OLYMPIA — Sen. Curtis King, R-Yakima, has introduced Senate Bill 5476 which will grant agricultural employers the flexibility to select up to 12 weeks per year, during which they can employ workers for up to 50 hours weekly without triggering overtime if it is passed into law. 

The legislation was proposed due to the increasing production costs, impacting farmers’ ability to compensate workers. April Clayton, co-owner of Red Apple Orchard, said their farm recently closed due to operational costs. At the public hearing for the bill, she underscored the significance of passing the bill, emphasizing the potential repercussions for workers who rely on the farm for stable income and housing.

“We can stop this from getting worse. We can stop more farms from going under and we can protect the workers that (we owe so much to),” said Clayton. 

As of Jan. 1, 2024, Washington’s minimum wage is $16.28 per hour, with mandatory overtime pay for most employees working beyond 40 hours in a seven-day workweek. Previously exempt from overtime pay until 2021, agricultural employees are now required to receive overtime for hours exceeding 40 in a workweek. 

The bill mandates employers provide an annual initial disclosure to employees at least 30 days before the first expected special circumstance week. For workers with temporary visas, this disclosure must be provided no later than the date of the worker’s visa application. Employers retain the ability to change selected weeks with one week’s written notice. 

Opponents argue that previous wage agreements are negotiated in good faith, expressing concerns that any reduction in hours, especially during peak harvest times, could negatively impact workers. Edgar Franks, from Familias Unidas Por La Justicia, voiced worries about raising the overtime benchmark. 

“The importance of overtime is getting workers out of poverty, lifting the most marginalized workers in our community. It might not meet the full answer but it is a step in the right direction. We defend overtime for agricultural workers and we’re against this bill,” said Franks.

Adding another perspective, Sybill Hyppolite from the Washington State Labor Council argues that the bill weakens the fundamental value of overtime. 

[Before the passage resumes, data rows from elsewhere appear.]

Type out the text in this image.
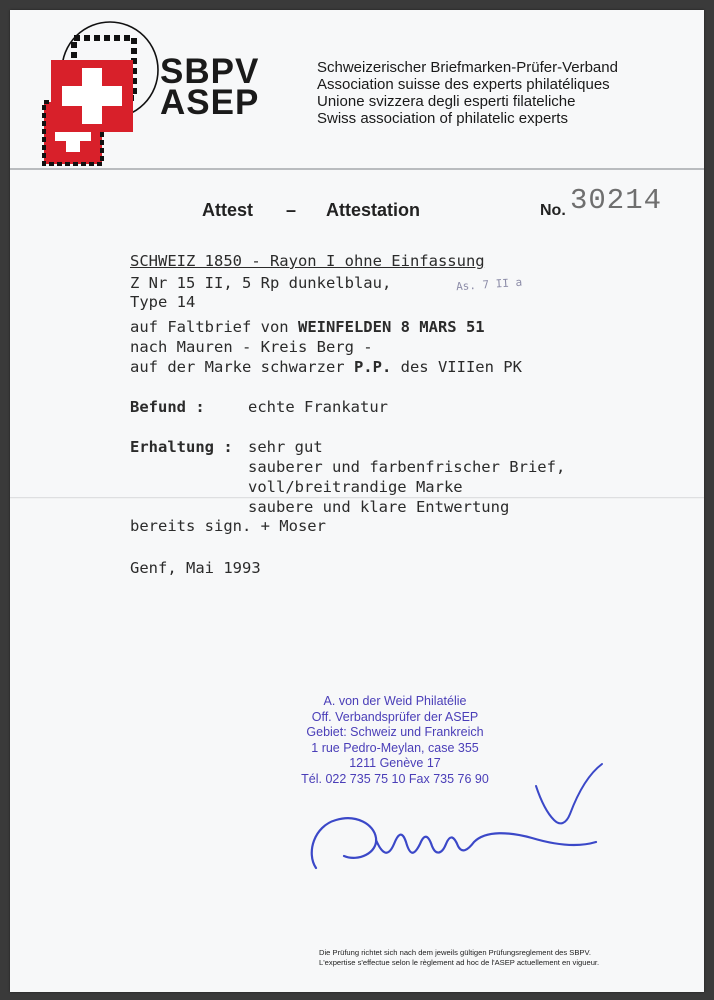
SBPV
ASEP
Schweizerischer Briefmarken-Prüfer-Verband
Association suisse des experts philatéliques
Unione svizzera degli esperti filateliche
Swiss association of philatelic experts
Attest – Attestation	No. 30214
SCHWEIZ 1850 - Rayon I ohne Einfassung
Z Nr 15 II, 5 Rp dunkelblau,	As. 7 II a
Type 14
auf Faltbrief von WEINFELDEN 8 MARS 51
nach Mauren - Kreis Berg -
auf der Marke schwarzer P.P. des VIIIen PK
Befund :	echte Frankatur
Erhaltung : sehr gut
sauberer und farbenfrischer Brief,
voll/breitrandige Marke
saubere und klare Entwertung
bereits sign. + Moser
Genf, Mai 1993
A. von der Weid Philatélie
Off. Verbandsprüfer der ASEP
Gebiet: Schweiz und Frankreich
1 rue Pedro-Meylan, case 355
1211 Genève 17
Tél. 022 735 75 10 Fax 735 76 90
Die Prüfung richtet sich nach dem jeweils gültigen Prüfungsreglement des SBPV.
L'expertise s'effectue selon le règlement ad hoc de l'ASEP actuellement en vigueur.
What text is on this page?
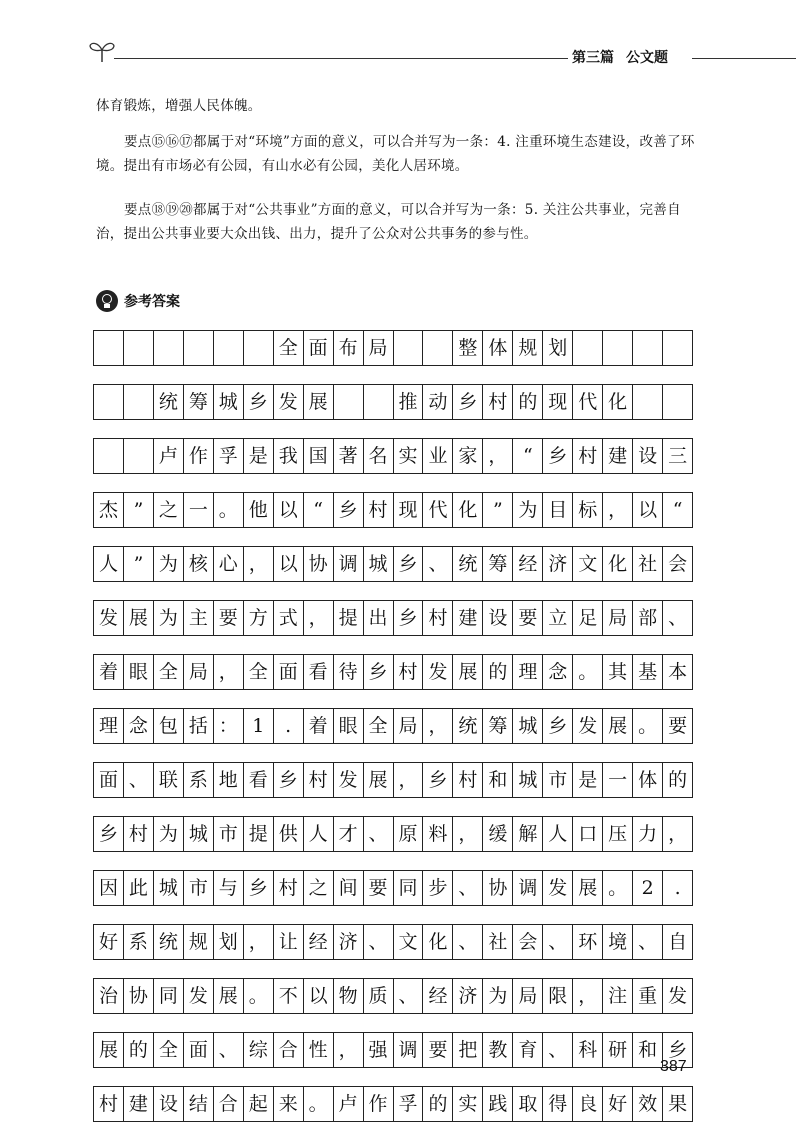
第三篇 公文题
体育锻炼，增强人民体魄。
要点⑮⑯⑰都属于对“环境”方面的意义，可以合并写为一条：4. 注重环境生态建设，改善了环境。提出有市场必有公园，有山水必有公园，美化人居环境。
要点⑱⑲⑳都属于对“公共事业”方面的意义，可以合并写为一条：5. 关注公共事业，完善自治，提出公共事业要大众出钱、出力，提升了公众对公共事务的参与性。
参考答案
全 面 布 局	整 体 规 划
统 筹 城 乡 发 展	推 动 乡 村 的 现 代 化
卢 作 孚 是 我 国 著 名 实 业 家 ， “ 乡 村 建 设 三
杰 ” 之 一 。 他 以 “ 乡 村 现 代 化 ” 为 目 标 ， 以 “
人 ” 为 核 心 ， 以 协 调 城 乡 、 统 筹 经 济 文 化 社 会
发 展 为 主 要 方 式 ， 提 出 乡 村 建 设 要 立 足 局 部 、
着 眼 全 局 ， 全 面 看 待 乡 村 发 展 的 理 念 。 其 基 本
理 念 包 括 ： 1	. 着 眼 全 局 ， 统 筹 城 乡 发 展 。 要
面 、 联 系 地 看 乡 村 发 展 ， 乡 村 和 城 市 是 一 体 的
乡 村 为 城 市 提 供 人 才 、 原 料 ， 缓 解 人 口 压 力 ，
因 此 城 市 与 乡 村 之 间 要 同 步 、 协 调 发 展 。 2	.
好 系 统 规 划 ， 让 经 济 、 文 化 、 社 会 、 环 境 、 自
治 协 同 发 展 。 不 以 物 质 、 经 济 为 局 限 ， 注 重 发
展 的 全 面 、 综 合 性 ， 强 调 要 把 教 育 、 科 研 和 乡
村 建 设 结 合 起 来 。 卢 作 孚 的 实 践 取 得 良 好 效 果
387
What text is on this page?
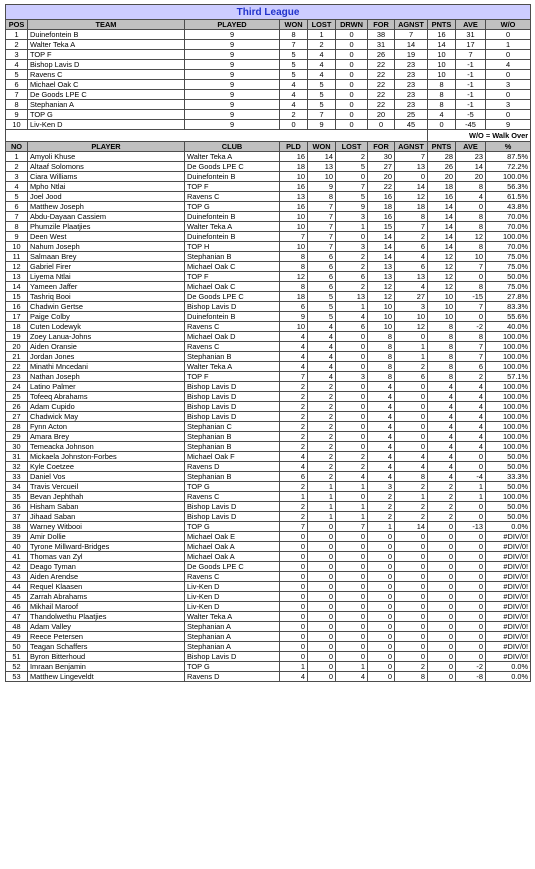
Third League										
POS	TEAM	PLAYED	WON	LOST	DRWN	FOR	AGNST	PNTS	AVE	W/O
1	Duinefontein B	9	8	1	0	38	7	16	31	0
2	Walter Teka A	9	7	2	0	31	14	14	17	1
3	TOP F	9	5	4	0	26	19	10	7	0
4	Bishop Lavis D	9	5	4	0	22	23	10	-1	4
5	Ravens C	9	5	4	0	22	23	10	-1	0
6	Michael Oak C	9	4	5	0	22	23	8	-1	3
7	De Goods LPE C	9	4	5	0	22	23	8	-1	0
8	Stephanian A	9	4	5	0	22	23	8	-1	3
9	TOP G	9	2	7	0	20	25	4	-5	0
10	Liv-Ken D	9	0	9	0	0	45	0	-45	9
								W/O = Walk Over		
NO	PLAYER	CLUB	PLD	WON	LOST	FOR	AGNST	PNTS	AVE	%
1	Amyoli Khuse	Walter Teka A	16	14	2	30	7	28	23	87.5%
2	Altaaf Solomons	De Goods LPE C	18	13	5	27	13	26	14	72.2%
3	Ciara Williams	Duinefontein B	10	10	0	20	0	20	20	100.0%
4	Mpho Ntlai	TOP F	16	9	7	22	14	18	8	56.3%
5	Joel Jood	Ravens C	13	8	5	16	12	16	4	61.5%
6	Matthew Joseph	TOP G	16	7	9	18	18	14	0	43.8%
7	Abdu-Dayaan Cassiem	Duinefontein B	10	7	3	16	8	14	8	70.0%
8	Phumzile Plaatjies	Walter Teka A	10	7	1	15	7	14	8	70.0%
9	Deen West	Duinefontein B	7	7	0	14	2	14	12	100.0%
10	Nahum Joseph	TOP H	10	7	3	14	6	14	8	70.0%
11	Salmaan Brey	Stephanian B	8	6	2	14	4	12	10	75.0%
12	Gabriel Firer	Michael Oak C	8	6	2	13	6	12	7	75.0%
13	Liyema Ntlai	TOP F	12	6	6	13	13	12	0	50.0%
14	Yameen Jaffer	Michael Oak C	8	6	2	12	4	12	8	75.0%
15	Tashriq Booi	De Goods LPE C	18	5	13	12	27	10	-15	27.8%
16	Chadwin Gertse	Bishop Lavis D	6	5	1	10	3	10	7	83.3%
17	Paige Colby	Duinefontein B	9	5	4	10	10	10	0	55.6%
18	Cuten Lodewyk	Ravens C	10	4	6	10	12	8	-2	40.0%
19	Zoey Lanua-Johns	Michael Oak D	4	4	0	8	0	8	8	100.0%
20	Aiden Oransie	Ravens C	4	4	0	8	1	8	7	100.0%
21	Jordan Jones	Stephanian B	4	4	0	8	1	8	7	100.0%
22	Minathi Mncedani	Walter Teka A	4	4	0	8	2	8	6	100.0%
23	Nathan Joseph	TOP F	7	4	3	8	6	8	2	57.1%
24	Latino Palmer	Bishop Lavis D	2	2	0	4	0	4	4	100.0%
25	Tofeeq Abrahams	Bishop Lavis D	2	2	0	4	0	4	4	100.0%
26	Adam Cupido	Bishop Lavis D	2	2	0	4	0	4	4	100.0%
27	Chadwick May	Bishop Lavis D	2	2	0	4	0	4	4	100.0%
28	Fynn Acton	Stephanian C	2	2	0	4	0	4	4	100.0%
29	Amara Brey	Stephanian B	2	2	0	4	0	4	4	100.0%
30	Temeacka Johnson	Stephanian B	2	2	0	4	0	4	4	100.0%
31	Mickaela Johnston-Forbes	Michael Oak F	4	2	2	4	4	4	0	50.0%
32	Kyle Coetzee	Ravens D	4	2	2	4	4	4	0	50.0%
33	Daniel Vos	Stephanian B	6	2	4	4	8	4	-4	33.3%
34	Travis Vercueil	TOP G	2	1	1	3	2	2	1	50.0%
35	Bevan Jephthah	Ravens C	1	1	0	2	1	2	1	100.0%
36	Hisham Saban	Bishop Lavis D	2	1	1	2	2	2	0	50.0%
37	Jihaad Saban	Bishop Lavis D	2	1	1	2	2	2	0	50.0%
38	Warney Witbooi	TOP G	7	0	7	1	14	0	-13	0.0%
39	Amir Dollie	Michael Oak E	0	0	0	0	0	0	0	#DIV/0!
40	Tyrone Millward-Bridges	Michael Oak A	0	0	0	0	0	0	0	#DIV/0!
41	Thomas van Zyl	Michael Oak A	0	0	0	0	0	0	0	#DIV/0!
42	Deago Tyman	De Goods LPE C	0	0	0	0	0	0	0	#DIV/0!
43	Aiden Arendse	Ravens C	0	0	0	0	0	0	0	#DIV/0!
44	Requel Klaasen	Liv-Ken D	0	0	0	0	0	0	0	#DIV/0!
45	Zarrah Abrahams	Liv-Ken D	0	0	0	0	0	0	0	#DIV/0!
46	Mikhail Maroof	Liv-Ken D	0	0	0	0	0	0	0	#DIV/0!
47	Thandolwethu Plaatjies	Walter Teka A	0	0	0	0	0	0	0	#DIV/0!
48	Adam Valley	Stephanian A	0	0	0	0	0	0	0	#DIV/0!
49	Reece Petersen	Stephanian A	0	0	0	0	0	0	0	#DIV/0!
50	Teagan Schaffers	Stephanian A	0	0	0	0	0	0	0	#DIV/0!
51	Byron Bitterhoud	Bishop Lavis D	0	0	0	0	0	0	0	#DIV/0!
52	Imraan Benjamin	TOP G	1	0	1	0	2	0	-2	0.0%
53	Matthew Lingeveldt	Ravens D	4	0	4	0	8	0	-8	0.0%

“This bill also undermines the core value of overtime pay. Overtime accomplishes two things, fair compensation for excessive work hours and an incentive for employers to better respect workers’ family and personal needs by allowing for better work-life balance,” Hyppolite said. 

Proponents, including King, assert that the bill addresses the unpredictability faced by farmers, allowing for seasonality and better adaptation to market fluctuations. 

Alejandro Anita has been with Knuston Farms for 50 years and said his coworkers face a great deal of stress due to reduced hours.

“As a supervisor, it has been very difficult to execute this new law and lower the hours of work. We are worried about our future, as we have the responsibility to provide for our parents and families,” said Anita. 

SB 5476 raises questions regarding the balance between worker rights and the economic challenges agricultural employers face. 

“We are trying to come up with a balance that will help our farmers, and protect our agricultural workers as well. I think we have all heard about the impact this has had on our farm workers and the income they have been previously making,” said King. 

The bill contains an emergency clause, if passed it will take effect immediately. 

The bill contains an emergency clause, if passed it will take effect immediately. A hearing was held on Jan. 30 for the bill that is also sponsored by Sen. Judy Warnick, R-Moses Lake, Sen. Nikki Torres, R-Pasco, and Sen. Mark Mullet, D-Issaquah.